На каждый мой вопрос или жест продавец в этой лавке презрительно поднимал бровь, сомневаясь в правильности услышанного. Так и не опуская брови, он вытаскивал из-под прилавка ящики с колой и вываливал их на тряпку. Как я завязываю товар в узел и как закидываю узел с бутылками на спину? Он держал бровь на взводе, даже отсчитывая сдачу и долго провожал меня взглядом, пока я тащился по переулку. А в другой лавке я купил моток бечевки и связку колец, на это ушли последние из вырученных за жестянки деньги.

Несмотря на ранний час фокусники на площади уже разливали керосин для факелов; из повозки, запряженной мулами, выгружали барабаны бродячие музыканты; лысая гадалка, прикрывая лицо белым платком, уже раскладывала перед собой овечьи лопатки; у мечети рассаживались слепые сказочники и настраивали музыку, щелкая клавишами старых кассетников; развешивал цветочные картины на досках художник, небольшого роста чернокожий толстяк в ковбойской шляпе; неподалеку на коврике  накрашенная девушка прятала в расплетенных косах три свои голые груди. Шарканье подошв, вой животных и музыка, и голоса зазывал – ближе к ночи площадь всё гуще зарастала шумом и дымом, который висел над жаровнями жирным слоем, и чем непрогляднее он становился, тем резче звучали голоса, словно с наступлением ночи люди слышали всё хуже, и кричали громче.

Я устроился на самом краю площади.
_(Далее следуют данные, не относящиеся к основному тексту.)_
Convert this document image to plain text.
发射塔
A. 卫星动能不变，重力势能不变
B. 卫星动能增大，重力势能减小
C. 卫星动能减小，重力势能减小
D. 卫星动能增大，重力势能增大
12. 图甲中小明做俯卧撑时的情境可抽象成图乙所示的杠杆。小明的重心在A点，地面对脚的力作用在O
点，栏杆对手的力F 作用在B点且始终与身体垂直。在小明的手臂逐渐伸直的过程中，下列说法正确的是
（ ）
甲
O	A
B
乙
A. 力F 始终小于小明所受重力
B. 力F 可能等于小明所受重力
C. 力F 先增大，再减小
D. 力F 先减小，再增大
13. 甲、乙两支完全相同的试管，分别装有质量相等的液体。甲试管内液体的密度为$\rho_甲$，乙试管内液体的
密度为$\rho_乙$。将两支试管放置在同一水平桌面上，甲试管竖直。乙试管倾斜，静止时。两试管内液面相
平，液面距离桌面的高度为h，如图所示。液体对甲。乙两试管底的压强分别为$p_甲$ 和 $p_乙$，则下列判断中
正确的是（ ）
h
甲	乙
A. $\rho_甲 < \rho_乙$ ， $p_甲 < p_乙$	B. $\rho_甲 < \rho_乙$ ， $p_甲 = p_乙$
Все то  время, пока я раскладывал бутылки и готовил удочки, пока размечал куском кирпича игровое поле, за мной неустанно следила пара черных глаз. Не  успел я закончить приготовления, как мальчишка подскочил и разжал кулак. Я взял деньги и кивнул на удочку. Тот сел и поджал грязные босые пятки. От напряжения его рот приоткрылся и стало видно крупные белоснежные зубы. Не дожидаясь, пока я объясню правила, он вскинул удочку и резко опустил кольцо на бутылку. Кольцо соскользнуло набок и беспомощно повисло в воздухе. Мальчик раздраженно мотнул головой и перехватил палку. Игра началась.

 

 

*  *  *

Был ранний час, но у ворот уже собралось десятка полтора человек. Они были подпоясаны лиловыми кушаками. Когда ворота во двор открылись, часть людей протиснулась внутрь, а те, кто остались, расселись на дороге, достали лепешки и дук, и принялись завтракать под музыку, которую кто-то включил на карманном приёмнике. Многие покачивали головами и жевали в такт песне. Через полчаса, бесшумно подпрыгивая на резиновых покрышках, к воротам подкатила двухколесная повозка. Щебенка в повозке подпрыгивала на кочках тоже и поблескивала, как колотый сахар. Появление табры люди встретили одобрительными возгласами. Несколько человек поднялись и с любопытством сгрудились у повозки – так, словно это не камни, а товар, который они тщательно рассматривали и даже взвешивали на ладони. Потом чернокожий возница распряг ослика и  вкатил повозку на двор.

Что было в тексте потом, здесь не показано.